Reportagem local - publicado
em 15/01/19 - atualizado em 05/11/25
O silêncio pode ser um estado de "deoversão":
um movimento interior em direção a Deus, de profunda comunhão com Ele.
O silêncio é muito importante em nossas vidas.
Mais do que a simples ausência de palavras, entendemos o silêncio como
uma capacidade para estar atento e guardar os fatos no
coração, tal como fazia Maria, Mãe de Jesus e nossa.
O homem e a mulher silentes discernem quando é
conveniente falar e quando é conveniente calar. O critério fundamental para
este discernimento é a caridade.
Pergunte-se, então, a si mesmo ou a si mesma: qual é
a razão desse meu desejo de calar, neste momento particular da minha
vida? Às vezes, este desejo pode responder a uma necessidade que
tenho de estar a sós com Deus, de ouvir com mais clareza a sua voz,
de deixar que a sua Palavra acaricie e renove meu coração, depois de um momento
muito intenso de atividade. Se este for o caso, o 'não querer falar' parece
plenamente justificado e, inclusive, pode ser uma manifestação de um chamado
especial que Deus me faz neste momento particular da minha
vida.
No seu livro sobre o Cardeal Newman, o Padre
Penido traça a personalidade do santo inglês e, entre um dos aspectos
que descobre, figura a “deoversão” que, sob um olhar superficial, pode
passar por uma simples “introversão”. Qual é a diferença entre
estes dois conceitos? Enquanto a introversão refere-se
ao estar ensimesmado, ou “voltado para dentro de si mesmo”, a “deoversão” significa
um movimento interior em direção a Deus, uma espécie de subida que a pessoa
faz, na sua experiência de comunhão com Ele.
Esta “deoversão”, que Penido descobre em Newman,
deveria ser, em realidade, uma experiência muito comum entre nós cristãos,
já que desde o nosso Batismo, a Santíssima Trindade -
Pai, Filho e Espírito Santo - habitam em nossos corações.
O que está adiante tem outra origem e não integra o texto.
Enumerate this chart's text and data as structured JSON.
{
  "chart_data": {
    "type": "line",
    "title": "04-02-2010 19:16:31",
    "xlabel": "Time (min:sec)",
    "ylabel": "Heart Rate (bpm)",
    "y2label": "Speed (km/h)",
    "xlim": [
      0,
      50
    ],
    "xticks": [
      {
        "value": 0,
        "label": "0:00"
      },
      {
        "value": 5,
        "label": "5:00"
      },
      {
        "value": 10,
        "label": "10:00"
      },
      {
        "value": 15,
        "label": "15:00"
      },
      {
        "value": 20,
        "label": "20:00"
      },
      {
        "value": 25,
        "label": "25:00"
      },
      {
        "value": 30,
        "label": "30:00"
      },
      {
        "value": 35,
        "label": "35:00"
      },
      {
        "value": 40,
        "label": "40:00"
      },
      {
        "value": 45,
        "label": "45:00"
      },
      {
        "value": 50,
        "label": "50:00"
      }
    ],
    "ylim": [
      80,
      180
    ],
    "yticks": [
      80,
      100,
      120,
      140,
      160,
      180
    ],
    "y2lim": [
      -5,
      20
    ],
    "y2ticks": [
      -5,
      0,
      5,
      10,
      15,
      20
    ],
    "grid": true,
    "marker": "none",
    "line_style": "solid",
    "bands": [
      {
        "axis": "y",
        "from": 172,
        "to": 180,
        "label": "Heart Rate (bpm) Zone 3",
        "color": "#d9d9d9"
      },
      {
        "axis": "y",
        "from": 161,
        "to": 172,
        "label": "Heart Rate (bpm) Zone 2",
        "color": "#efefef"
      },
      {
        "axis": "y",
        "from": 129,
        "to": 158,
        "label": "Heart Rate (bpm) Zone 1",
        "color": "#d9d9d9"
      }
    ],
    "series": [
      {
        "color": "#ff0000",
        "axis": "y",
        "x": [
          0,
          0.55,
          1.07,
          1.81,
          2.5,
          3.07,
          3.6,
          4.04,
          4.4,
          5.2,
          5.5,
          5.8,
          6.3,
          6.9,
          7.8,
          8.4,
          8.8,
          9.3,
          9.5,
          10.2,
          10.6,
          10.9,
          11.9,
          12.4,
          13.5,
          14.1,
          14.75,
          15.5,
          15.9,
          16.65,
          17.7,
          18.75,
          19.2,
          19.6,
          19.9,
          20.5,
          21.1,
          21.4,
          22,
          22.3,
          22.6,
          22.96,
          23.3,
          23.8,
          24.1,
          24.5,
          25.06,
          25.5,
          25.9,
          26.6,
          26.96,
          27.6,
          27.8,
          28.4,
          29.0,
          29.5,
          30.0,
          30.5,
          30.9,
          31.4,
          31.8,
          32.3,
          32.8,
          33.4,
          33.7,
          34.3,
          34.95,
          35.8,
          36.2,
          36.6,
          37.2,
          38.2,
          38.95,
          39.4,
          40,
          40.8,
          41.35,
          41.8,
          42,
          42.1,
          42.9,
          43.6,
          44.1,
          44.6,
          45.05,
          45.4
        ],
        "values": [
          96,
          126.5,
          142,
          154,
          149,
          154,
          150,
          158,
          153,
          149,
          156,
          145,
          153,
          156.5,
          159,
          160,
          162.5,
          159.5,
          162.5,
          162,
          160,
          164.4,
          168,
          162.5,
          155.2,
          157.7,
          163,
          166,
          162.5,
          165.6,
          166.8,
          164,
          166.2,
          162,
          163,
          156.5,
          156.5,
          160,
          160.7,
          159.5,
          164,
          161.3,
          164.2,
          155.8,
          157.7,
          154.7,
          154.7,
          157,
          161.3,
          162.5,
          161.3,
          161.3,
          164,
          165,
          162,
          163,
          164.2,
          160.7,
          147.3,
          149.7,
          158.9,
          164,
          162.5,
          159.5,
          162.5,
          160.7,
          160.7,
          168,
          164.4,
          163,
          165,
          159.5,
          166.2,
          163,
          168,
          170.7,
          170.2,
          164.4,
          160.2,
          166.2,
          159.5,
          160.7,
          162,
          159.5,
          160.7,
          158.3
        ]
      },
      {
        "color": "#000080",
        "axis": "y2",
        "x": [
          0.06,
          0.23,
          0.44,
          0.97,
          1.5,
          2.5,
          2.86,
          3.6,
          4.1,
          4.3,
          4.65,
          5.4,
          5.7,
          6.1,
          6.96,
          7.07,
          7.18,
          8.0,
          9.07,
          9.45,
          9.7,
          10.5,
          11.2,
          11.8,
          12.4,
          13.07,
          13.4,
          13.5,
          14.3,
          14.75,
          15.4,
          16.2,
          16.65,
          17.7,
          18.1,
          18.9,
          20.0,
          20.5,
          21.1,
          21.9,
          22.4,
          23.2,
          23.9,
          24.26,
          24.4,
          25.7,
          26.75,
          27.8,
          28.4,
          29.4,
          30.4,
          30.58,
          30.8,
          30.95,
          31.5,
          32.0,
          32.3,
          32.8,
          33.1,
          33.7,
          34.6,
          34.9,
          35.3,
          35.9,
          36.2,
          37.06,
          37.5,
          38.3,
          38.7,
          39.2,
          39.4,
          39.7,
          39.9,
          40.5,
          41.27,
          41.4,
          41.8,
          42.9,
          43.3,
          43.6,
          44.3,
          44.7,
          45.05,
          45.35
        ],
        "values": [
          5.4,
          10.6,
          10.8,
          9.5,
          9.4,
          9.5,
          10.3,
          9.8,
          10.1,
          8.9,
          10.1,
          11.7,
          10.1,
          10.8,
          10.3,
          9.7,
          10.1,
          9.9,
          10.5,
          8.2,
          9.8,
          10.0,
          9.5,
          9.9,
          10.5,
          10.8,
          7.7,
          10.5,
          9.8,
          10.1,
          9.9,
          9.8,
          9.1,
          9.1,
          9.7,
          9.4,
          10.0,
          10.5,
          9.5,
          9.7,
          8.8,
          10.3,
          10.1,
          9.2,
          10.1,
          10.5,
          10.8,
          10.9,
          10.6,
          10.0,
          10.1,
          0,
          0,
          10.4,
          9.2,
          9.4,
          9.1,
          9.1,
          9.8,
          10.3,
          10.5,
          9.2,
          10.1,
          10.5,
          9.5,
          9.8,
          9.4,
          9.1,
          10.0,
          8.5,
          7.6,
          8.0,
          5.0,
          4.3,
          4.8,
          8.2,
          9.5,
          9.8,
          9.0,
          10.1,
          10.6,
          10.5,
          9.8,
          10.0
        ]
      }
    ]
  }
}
Neste sentido, ao
fazer um movimento de “introspecção”, de entrar em nós mesmos, a nossa
experiência não deveria ser de solidão, mas de uma profunda
comunhão com Deus, que "é mais íntimo a mim mesmo do que eu
mesmo", como dizia Santo Agostinho.
Esta constatação de que a solidão não é o mais profundo em
nós, já que fomos criados à imagem e semelhança de Deus, e feitos partícipes,
pelo nosso Batismo, do amor trinitário, está também presente numa das obras
literárias de Karol Wojtyla (depois Papa João Paulo II).
Referimo-nos à sua obra teatral “Raio de paternidade”:
Rezar e pedir
Muitas vezes em nossas vidas, a resposta mais adequada às
situações e pessoas com as quais lidamos é realmente a de calar, a
de rezar e pedir a Deus alguma luz, antes de dizer ou fazer
alguma coisa concreta. Isto não significa isolamento, mas, pelo contrário,
reverência e constatação de que precisamos da ajuda de Deus para
nós mesmos sermos de alguma ajuda aos outros. Pode ser que, em algumas
situações, realmente Deus nos peça a nossa intervenção, inclusive através de
uma correção fraterna. Os mestres espirituais dizem que isto nunca deve ser
feito em momentos de ira ou exaltação, mas quando estivermos tranquilos.
A outra pessoa deve perceber que a nossa intenção é
realmente a de ajudar. Mesmo assim, em ocasiões a nossa correção pode
não ser bem aceita num primeiro momento. Isso foi previsto por Nosso Senhor,
quando explicou aos seus discípulos como devia ser feita a correção numa
comunidade cristã (Cf. Mt 18,15-18).
O máximo exemplo de silêncio, o encontramos no Senhor Jesus.
Basta uma leitura atenta da sua Paixão para percebermos como o Senhor escolhe
os momentos para calar e falar, sempre visando a salvação de todos, inclusive
daqueles que O crucificaram.
Depois Dele, a Nossa Mãe Santa Maria nos oferece um belo
exemplo de silêncio. São pouquíssimas as suas palavras nos Evangelhos,
sempre reverentes e em sintonia com a vontade de Deus. Quiçá um dos momentos
mais emblemáticos é o das Bodas de Caná, passagem que é uma verdadeira escola
de silêncio e de intimidade com seu Filho, expressa em gestos e palavras. O
que a leva a intervir, a pedir o milagre é a preocupação pelos noivos, próprias
da mãe e da intercessora que é de todos os homens e mulheres.
Peçamos a Ela que nos ajude a viver o silêncio,
a saber quando falar e quando calar, para que ambos sejam em nós uma
concretização do amor, tal como o foram na vida Dela.